ST_Difference(raster|geometry A, raster|geometry B) → same type as first argument
ST_SymDifference(raster|geometry,raster|geometry,‘raster’|’geometry’) → raster/geometry
Objective 12 - Being able to use all the other topological operators
ST_Equals(raster|geometry, raster|geometry)
ST_Disjoint(raster|geometry, raster|geometry)
ST_Touches(raster|geometry, raster|geometry)
ST_Crosses(raster|geometry, raster|geometry)
ST_Covers(raster|geometry A, raster|geometry B)
ST_IsCoveredBy(raster|geometry A, raster|geometry B)
ST_Relate(raster|geometry, raster|geometry, intersectionPatternMatrix )
Objective 13 - Being able to edit a raster
ST_Affine(raster|geometry,…) → same type as input
ST_Translate(raster|geometry,…) → same type as input
ST_Scale(raster|geometry,…) → same type as input
ST_TransScale(raster|geometry,…) → same type as input
ST_RotateZ,Y,Z(raster|geometry, float8) → same type as input
Objective 14 - Being able to intersect two rasters to get a raster.
ST_Intersection(raster, integer, raster, integer) → raster - Returns a two bands raster with values only in the intersecting areas of both rasters. Integer parameters are the band number of the raster.
Variants
1) ST_Intersection(raster, integer, raster, integer) → raster — the integer parameters are the band number of the rasters
2) ST_Intersection(raster, raster, integer) → raster — default first raster to band # 1
3) ST_Intersection(raster, integer, raster) → raster — default second raster to band # 1
4) ST_Intersection(raster, raster) → raster — default both rasters to band # 1
Objective 15 - Being able to intersect two rasters to get a geometry.

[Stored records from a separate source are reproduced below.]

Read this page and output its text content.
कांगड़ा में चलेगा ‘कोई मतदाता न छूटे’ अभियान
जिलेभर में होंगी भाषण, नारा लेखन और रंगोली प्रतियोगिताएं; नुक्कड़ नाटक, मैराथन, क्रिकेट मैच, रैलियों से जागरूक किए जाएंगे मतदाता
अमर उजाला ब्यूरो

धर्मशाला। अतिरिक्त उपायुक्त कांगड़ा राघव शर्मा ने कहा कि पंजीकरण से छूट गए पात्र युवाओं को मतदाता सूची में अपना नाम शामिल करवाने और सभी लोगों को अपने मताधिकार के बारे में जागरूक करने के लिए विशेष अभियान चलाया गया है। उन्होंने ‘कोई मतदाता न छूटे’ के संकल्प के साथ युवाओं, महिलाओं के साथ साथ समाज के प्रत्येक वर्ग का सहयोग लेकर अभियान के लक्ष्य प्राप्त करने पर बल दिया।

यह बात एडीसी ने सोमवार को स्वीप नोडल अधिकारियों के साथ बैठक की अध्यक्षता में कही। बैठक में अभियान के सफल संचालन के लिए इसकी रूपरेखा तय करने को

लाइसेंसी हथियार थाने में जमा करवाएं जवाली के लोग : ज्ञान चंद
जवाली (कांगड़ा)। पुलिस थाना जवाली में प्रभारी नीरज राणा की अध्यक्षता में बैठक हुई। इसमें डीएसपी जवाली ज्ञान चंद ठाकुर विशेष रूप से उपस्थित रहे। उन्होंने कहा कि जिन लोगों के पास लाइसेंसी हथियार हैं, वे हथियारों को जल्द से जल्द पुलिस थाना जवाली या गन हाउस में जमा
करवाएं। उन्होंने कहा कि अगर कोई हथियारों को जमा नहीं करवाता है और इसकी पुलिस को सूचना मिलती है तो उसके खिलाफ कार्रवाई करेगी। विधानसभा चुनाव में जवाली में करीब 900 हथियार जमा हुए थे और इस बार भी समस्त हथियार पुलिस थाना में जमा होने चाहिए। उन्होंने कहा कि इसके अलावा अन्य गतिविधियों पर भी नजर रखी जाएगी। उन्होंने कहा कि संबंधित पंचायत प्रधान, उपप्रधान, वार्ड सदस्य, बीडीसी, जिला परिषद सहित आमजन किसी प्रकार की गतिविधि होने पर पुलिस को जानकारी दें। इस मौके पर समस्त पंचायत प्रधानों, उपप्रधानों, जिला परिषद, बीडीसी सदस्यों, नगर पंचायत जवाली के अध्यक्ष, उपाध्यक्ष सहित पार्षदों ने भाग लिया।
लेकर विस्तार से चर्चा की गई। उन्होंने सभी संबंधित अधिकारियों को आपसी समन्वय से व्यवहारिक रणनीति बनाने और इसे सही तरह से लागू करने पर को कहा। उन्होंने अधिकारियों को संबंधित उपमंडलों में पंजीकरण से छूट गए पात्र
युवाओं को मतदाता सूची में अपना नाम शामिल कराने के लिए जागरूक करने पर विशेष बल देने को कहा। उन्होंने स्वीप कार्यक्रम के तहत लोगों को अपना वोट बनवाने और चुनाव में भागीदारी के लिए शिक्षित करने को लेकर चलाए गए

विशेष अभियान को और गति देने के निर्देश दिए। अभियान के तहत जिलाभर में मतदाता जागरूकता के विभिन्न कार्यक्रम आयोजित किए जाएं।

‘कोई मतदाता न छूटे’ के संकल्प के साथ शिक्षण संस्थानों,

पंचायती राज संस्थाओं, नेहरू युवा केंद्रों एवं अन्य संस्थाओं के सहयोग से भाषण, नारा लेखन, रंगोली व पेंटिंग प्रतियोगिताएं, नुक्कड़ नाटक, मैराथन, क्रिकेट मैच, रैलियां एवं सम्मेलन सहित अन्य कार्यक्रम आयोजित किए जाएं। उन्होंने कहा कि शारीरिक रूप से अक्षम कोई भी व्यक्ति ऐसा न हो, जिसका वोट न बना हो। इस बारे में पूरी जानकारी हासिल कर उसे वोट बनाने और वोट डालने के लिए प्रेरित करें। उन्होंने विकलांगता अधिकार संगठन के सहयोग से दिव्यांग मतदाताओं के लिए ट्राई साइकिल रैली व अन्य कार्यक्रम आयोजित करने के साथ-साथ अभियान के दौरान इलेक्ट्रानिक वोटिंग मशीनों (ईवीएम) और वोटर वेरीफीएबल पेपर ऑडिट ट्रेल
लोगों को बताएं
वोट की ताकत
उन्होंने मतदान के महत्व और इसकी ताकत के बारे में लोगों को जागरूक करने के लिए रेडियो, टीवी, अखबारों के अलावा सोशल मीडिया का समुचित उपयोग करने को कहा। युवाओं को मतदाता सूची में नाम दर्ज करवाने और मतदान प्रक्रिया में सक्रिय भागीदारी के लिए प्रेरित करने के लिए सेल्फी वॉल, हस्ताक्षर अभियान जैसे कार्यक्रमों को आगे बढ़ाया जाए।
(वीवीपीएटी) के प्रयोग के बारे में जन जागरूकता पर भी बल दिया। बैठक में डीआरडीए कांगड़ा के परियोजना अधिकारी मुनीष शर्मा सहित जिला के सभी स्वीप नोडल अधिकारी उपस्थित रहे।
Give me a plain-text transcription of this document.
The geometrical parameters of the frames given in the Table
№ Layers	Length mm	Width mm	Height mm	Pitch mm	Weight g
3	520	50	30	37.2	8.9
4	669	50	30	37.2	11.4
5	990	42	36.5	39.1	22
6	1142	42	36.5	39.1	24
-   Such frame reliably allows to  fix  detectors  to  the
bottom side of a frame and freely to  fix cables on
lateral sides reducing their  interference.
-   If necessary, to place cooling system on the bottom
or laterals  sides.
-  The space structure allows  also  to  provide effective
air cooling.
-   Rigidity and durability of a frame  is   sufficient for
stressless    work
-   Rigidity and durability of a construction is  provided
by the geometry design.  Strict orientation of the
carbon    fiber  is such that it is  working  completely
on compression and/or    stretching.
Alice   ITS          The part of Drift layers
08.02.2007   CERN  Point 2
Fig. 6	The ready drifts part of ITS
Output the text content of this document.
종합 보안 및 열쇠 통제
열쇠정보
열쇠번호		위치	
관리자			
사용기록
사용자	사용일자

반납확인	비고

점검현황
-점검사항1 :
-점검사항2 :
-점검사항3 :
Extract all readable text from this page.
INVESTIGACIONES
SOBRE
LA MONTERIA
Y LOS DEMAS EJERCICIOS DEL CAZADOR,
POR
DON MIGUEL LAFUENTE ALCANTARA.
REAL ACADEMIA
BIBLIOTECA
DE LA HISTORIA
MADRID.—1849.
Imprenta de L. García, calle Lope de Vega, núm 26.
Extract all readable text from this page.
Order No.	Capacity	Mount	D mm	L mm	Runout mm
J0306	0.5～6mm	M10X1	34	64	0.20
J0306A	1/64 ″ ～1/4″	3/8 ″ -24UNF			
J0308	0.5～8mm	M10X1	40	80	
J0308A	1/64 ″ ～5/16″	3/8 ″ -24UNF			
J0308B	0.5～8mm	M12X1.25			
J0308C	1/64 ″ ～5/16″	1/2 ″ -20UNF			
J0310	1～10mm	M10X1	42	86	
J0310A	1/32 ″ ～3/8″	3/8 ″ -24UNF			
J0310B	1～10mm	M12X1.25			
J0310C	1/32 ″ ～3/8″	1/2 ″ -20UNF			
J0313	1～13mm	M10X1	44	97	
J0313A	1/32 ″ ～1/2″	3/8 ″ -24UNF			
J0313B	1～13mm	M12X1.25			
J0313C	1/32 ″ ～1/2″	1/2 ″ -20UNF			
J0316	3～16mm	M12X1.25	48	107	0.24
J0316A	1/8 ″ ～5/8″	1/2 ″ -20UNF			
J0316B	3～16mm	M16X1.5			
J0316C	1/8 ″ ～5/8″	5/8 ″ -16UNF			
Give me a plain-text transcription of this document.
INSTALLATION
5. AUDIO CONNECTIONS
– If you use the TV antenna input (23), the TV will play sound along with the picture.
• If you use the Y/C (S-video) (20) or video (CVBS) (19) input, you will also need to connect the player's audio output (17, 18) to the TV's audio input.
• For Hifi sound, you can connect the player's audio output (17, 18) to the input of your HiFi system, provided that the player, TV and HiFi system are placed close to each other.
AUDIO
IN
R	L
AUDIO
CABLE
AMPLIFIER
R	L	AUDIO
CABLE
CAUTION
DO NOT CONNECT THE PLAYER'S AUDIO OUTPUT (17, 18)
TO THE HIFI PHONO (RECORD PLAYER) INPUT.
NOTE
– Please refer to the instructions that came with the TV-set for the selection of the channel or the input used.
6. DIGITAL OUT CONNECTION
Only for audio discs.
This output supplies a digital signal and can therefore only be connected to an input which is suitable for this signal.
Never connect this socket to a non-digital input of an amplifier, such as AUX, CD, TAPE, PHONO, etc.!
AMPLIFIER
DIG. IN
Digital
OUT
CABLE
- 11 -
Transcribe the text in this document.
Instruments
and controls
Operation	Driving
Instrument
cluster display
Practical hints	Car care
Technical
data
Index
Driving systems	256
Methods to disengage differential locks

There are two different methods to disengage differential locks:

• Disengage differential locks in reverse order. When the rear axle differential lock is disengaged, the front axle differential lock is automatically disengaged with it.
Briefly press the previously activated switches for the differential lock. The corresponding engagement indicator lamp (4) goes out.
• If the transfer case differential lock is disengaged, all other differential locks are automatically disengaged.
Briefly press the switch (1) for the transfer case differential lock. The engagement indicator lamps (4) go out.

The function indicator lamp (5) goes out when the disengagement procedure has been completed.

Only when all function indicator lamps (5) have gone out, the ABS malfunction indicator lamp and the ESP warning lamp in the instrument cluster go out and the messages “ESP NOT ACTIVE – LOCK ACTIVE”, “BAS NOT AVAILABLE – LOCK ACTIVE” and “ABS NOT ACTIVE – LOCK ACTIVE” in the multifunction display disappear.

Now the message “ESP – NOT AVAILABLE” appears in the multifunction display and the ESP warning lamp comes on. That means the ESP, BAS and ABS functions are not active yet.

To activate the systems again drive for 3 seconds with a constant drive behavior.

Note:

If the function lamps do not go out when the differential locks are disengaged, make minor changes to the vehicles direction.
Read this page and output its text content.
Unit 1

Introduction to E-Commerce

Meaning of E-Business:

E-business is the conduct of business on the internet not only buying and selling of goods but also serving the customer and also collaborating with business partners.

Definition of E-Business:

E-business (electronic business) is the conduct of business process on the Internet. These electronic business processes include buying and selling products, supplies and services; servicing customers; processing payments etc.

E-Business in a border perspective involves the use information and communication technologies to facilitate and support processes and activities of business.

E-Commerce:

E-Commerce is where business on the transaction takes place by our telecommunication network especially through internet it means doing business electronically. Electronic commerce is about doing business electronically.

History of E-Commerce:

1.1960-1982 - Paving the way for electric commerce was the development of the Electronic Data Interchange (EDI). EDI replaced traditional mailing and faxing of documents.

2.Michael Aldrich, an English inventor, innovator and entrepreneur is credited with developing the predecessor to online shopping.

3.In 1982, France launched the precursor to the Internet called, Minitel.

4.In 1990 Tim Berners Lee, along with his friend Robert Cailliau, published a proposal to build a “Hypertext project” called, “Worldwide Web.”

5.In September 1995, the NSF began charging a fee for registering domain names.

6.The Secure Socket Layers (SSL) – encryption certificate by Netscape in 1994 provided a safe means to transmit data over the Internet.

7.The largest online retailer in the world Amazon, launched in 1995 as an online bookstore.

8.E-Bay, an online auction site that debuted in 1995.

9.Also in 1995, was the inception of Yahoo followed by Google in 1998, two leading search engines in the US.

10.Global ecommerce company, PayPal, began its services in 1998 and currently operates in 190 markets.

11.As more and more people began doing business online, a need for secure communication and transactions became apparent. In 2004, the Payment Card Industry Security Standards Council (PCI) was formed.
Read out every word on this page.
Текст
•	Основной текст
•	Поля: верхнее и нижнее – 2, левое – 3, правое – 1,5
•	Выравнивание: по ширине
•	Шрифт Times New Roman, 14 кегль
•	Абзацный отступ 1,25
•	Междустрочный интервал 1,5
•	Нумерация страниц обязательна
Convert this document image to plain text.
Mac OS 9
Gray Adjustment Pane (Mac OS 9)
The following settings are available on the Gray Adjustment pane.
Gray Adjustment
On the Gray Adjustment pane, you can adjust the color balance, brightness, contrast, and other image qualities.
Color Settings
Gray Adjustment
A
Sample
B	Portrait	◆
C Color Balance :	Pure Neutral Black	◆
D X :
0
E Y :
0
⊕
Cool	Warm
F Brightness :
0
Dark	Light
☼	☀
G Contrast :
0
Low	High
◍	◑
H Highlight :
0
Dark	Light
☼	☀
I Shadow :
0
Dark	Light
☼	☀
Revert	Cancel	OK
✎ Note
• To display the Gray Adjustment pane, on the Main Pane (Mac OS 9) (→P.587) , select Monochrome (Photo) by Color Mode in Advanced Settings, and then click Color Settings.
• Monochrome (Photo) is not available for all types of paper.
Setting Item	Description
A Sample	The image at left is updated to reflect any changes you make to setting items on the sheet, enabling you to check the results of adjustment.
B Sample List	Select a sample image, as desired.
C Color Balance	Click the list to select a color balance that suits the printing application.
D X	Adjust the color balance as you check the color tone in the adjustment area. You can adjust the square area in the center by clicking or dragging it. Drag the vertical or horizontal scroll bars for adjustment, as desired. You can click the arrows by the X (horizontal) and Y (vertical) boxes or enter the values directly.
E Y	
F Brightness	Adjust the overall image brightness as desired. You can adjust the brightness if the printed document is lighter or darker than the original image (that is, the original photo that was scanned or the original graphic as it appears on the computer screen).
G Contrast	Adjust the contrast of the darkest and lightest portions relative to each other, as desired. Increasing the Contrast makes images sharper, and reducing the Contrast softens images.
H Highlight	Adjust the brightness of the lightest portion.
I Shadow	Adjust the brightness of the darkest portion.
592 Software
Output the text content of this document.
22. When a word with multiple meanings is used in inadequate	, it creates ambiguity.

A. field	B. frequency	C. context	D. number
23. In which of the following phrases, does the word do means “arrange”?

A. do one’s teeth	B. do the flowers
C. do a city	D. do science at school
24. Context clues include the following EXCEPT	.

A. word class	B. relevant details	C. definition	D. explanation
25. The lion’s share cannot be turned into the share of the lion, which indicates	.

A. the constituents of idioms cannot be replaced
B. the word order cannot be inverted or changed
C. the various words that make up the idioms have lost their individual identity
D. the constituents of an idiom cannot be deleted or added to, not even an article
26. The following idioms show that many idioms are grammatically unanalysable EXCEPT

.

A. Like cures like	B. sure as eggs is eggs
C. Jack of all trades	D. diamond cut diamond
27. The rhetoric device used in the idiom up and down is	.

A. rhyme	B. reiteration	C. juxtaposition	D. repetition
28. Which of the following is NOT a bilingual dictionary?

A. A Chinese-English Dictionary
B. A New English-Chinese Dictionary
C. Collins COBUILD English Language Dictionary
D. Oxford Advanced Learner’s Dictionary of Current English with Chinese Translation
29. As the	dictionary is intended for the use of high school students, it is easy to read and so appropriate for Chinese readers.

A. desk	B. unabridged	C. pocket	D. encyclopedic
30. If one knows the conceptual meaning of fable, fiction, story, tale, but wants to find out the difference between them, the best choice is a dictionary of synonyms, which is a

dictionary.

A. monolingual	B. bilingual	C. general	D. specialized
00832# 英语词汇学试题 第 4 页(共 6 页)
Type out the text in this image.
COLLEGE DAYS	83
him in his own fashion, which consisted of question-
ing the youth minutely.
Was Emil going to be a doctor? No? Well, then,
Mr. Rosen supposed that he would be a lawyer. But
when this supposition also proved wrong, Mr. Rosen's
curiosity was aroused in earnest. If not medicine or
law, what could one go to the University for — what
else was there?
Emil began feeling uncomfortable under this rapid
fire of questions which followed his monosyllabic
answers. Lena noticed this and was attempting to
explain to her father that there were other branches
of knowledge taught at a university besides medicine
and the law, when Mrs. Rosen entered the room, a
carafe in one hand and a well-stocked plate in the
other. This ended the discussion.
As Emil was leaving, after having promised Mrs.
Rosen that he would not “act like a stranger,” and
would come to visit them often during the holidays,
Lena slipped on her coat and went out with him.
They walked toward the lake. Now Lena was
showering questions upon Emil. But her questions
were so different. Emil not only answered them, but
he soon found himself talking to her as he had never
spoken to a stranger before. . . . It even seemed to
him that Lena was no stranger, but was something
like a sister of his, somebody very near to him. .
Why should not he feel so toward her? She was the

ST_Intersection(raster, integer, raster, integer, 'geometry') → geometry - Returns a two bands raster with values only in the intersecting areas of both rasters. Integer parameters are the band number of the raster.
Variants
1) ST_Intersection(raster, integer, raster, integer, 'geometry') → geometry
2) ST_Intersection(raster, raster, integer, 'geometry') → geometry — default first raster to band # 1
3) ST_Intersection(raster, integer, raster, 'geometry') → geometry — default second raster to band # 1
4) ST_Intersection(raster, raster, 'geometry') → geometry — default both raster to band # 1
Objective 16 - Being able to quickly get raster statistics.
Add cached basic raster statistic to the base raster WKB format.
Objective 17 - Being able to refer to band by textual name.
Add 8 digit string to each band in the base raster WKB format.
Adjust gdal2wktraster.py to be able to give names to each band when importing.
Adjust/overlaod every function to be able to refer to raster band by name.
Objective 18 - Being able to load rasters from SQL
The idea is to change the rt_band_get_data core function so it load filesystem registered raster data using GDAL into the data base. This allow us to create a list of raster with a new ST_MakeRegisteredRaster("c:/temp/mytiff/*.tif") and to convert them witinot a CREATE TABLE with a ST_MakeBandInDB(rast, band)
Changes to the rt_band_get_data core function
ST_MakeRegisteredRaster(wildcardPath)
ST_SetPath(raster, band, string)
ST_MakeBandInDB(rast, band)
Other functions
ST_AsBinary(raster, compression)
ST_RasterFromWKB(raster, [<srid>])
ST_RasterFromText(string, [<srid>])
ST_AsText(raster)